Genauso wie der dünne Parka von Vince Camuto, welcher so gut wie jeden Tag zum Einsatz kam. Er war für die warmen Temperaturen perfekt, da man die Ärmel hochkrempeln und zur Not eine Kapuze aus dem Kragen holen konnte. Tagsüber ein dünnes Kleid drunter und abends eine Jeans, ein Allrounder sozusagen, der ebenfalls auf jeder Festivalpackliste stehen sollte. Ebenso wie eine Sonnenbrille! Denn diese ist nicht nur bei gutem Wetter dein bester Freund, sondern auch wenn man morgens nach 3 Stunden Schlaf aus dem Zelt kriecht, weil die ganze Nacht Dauerbeschallung herrschte.
Das Wetter war einfach bombastisch, bis Samstag hatten wir durchgehend Sonne und 25 bis 27 Grad. Samstagabend und die ganze Nacht regnete es zwar ein bisschen, doch dank eines super Zelts haben wir davon kaum etwas mitbekommen.
Wovon wir allerdings etwas mitbekommen haben, war, dass auch Rock am Ring nicht von der Angst vor dem Terror befreit geblieben ist. Freitagabend, als alle voller Vorfreude das Festivalgelände stürmten und den ersten Bands zujubelten, betraten die Veranstalter die Hauptbühne. Mitten im Konzert der Broilers verkündeten sie, dass das Festival an dieser Stelle aufgrund einer ernstzunehmenden Terrorwarnung unterbrochen werden müsse. Es sollten sich alle zu den Zelten und Autos begeben und dort auf weitere Infos warten.
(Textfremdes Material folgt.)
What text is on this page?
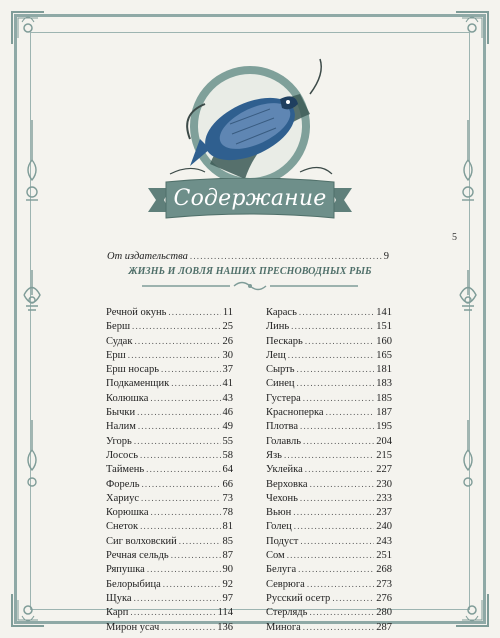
Содержание
5
От издательства .....	9
ЖИЗНЬ И ЛОВЛЯ НАШИХ ПРЕСНОВОДНЫХ РЫБ
Речной окунь .....	11
Берш .....	25
Судак .....	26
Ерш .....	30
Ерш носарь .....	37
Подкаменщик .....	41
Колюшка .....	43
Бычки .....	46
Налим .....	49
Угорь .....	55
Лосось .....	58
Таймень .....	64
Форель .....	66
Хариус .....	73
Корюшка .....	78
Снеток .....	81
Сиг волховский .....	85
Речная сельдь .....	87
Ряпушка .....	90
Белорыбица .....	92
Щука .....	97
Карп .....	114
Мирон усач .....	136
Карась .....	141
Линь .....	151
Пескарь .....	160
Лещ .....	165
Сырть .....	181
Синец .....	183
Густера .....	185
Красноперка .....	187
Плотва .....	195
Голавль .....	204
Язь .....	215
Уклейка .....	227
Верховка .....	230
Чехонь .....	233
Вьюн .....	237
Голец .....	240
Подуст .....	243
Сом .....	251
Белуга .....	268
Севрюга .....	273
Русский осетр .....	276
Стерлядь .....	280
Минога .....	287
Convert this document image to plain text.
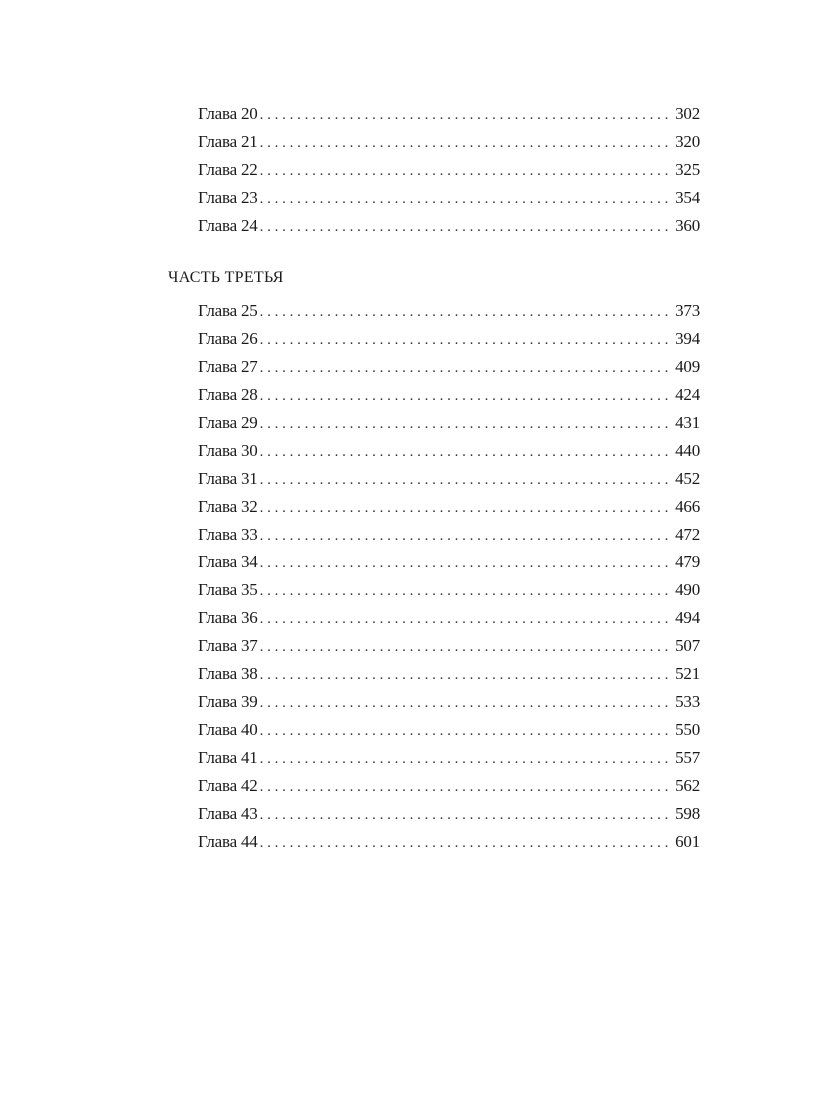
Глава 20 . . .	302
Глава 21 . . .	320
Глава 22 . . .	325
Глава 23 . . .	354
Глава 24 . . .	360
ЧАСТЬ ТРЕТЬЯ
Глава 25 . . .	373
Глава 26 . . .	394
Глава 27 . . .	409
Глава 28 . . .	424
Глава 29 . . .	431
Глава 30 . . .	440
Глава 31 . . .	452
Глава 32 . . .	466
Глава 33 . . .	472
Глава 34 . . .	479
Глава 35 . . .	490
Глава 36 . . .	494
Глава 37 . . .	507
Глава 38 . . .	521
Глава 39 . . .	533
Глава 40 . . .	550
Глава 41 . . .	557
Глава 42 . . .	562
Глава 43 . . .	598
Глава 44 . . .	601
Dies war ein wirklich harter Schlag, denn Materia sowie einer der absoluten Hauptacts Rammstein vielen damit aus. Man hätte erwartet, dass nun alle wütend und voller Angst das Gelände in Panik verlassen würden. Doch falsch getippt! Man traf auf Sprechchöre und Menschen, die sich ohne jegliche Angst an den Händen hielten. Das Gelände konnte ruhig geräumt werden. Hubschrauber kreisten die halbe Nacht noch über dem Gelände und alle fragten sich, wie und ob es überhaupt am nächsten Tag weitergehen würde.
Wir ließen uns aber die Stimmung nicht vermiesen und schmissen mit allen anderen Zelten eine gemeinsame Party in der Nacht, welche mir aufgrund der unheimlich lustigen und freundlichen Menschen wohl immer im Gedächtnis bleiben wird.
Um kurz vor 11 Uhr am Samstagmorgen kam dann die Erlösung, es ging weiter!
Die Konzerte fanden wie geplant statt und die Broilers sowie Materia holten in einem knackigen 60-Minuten-Auftritt das Wichtigste nach. Denn keiner kann uns die Lust am Feiern und vor allem die Freiheit nehmen! Ein harter Schlag für viele war es, dass Rammstein nicht zum Ring zurückkehrte, doch die Hauptsache war, DASS es weiterging.
Also feierten wir bei den Klängen von Simple Plan, Rag´n Boneman, den Broilers, Beatsteaks sowie den Beginnern den Festivalsamstag.
Der für mich aber schönste Festivaltag war definitiv der Sonntag! Materia holte seinen Gig nach und riss damit alle mit! Er ist damit nun auch offiziell der erste und bis jetzt einzige Künstler, der bei Rock am Ring und Rock im Park am selben Tag aufgetreten ist. Allein dafür ein dickes Kompliment!
Dann ging es zu AnnenMayKantereit – der Liedsänger Hennig hat einfach eine der atemberaubendsten Stimmen, die ich je gehört habe. Ebenfalls eine absolute Empfehlung. Der krönende Abschluss war dann Macklemore, welcher das Publikum mitriss wie kein anderer an den drei Tagen vor ihm!
Die fünf Tage waren der Wahnsinn und einfach eines der schönsten Erlebnisse überhaupt. Ich kann jedem nur empfehlen, sowas zumindest einmal in seinem Leben mitgemacht zu haben. Diese Erfahrung kann mir keiner mehr nehmen und ich muss zugeben, dass ich wirklich Lust daran gefunden habe. Lust an der Atmosphäre, den Menschen und allem, was dazu gehört.
Rock am Ring, ich komme definitiv wieder!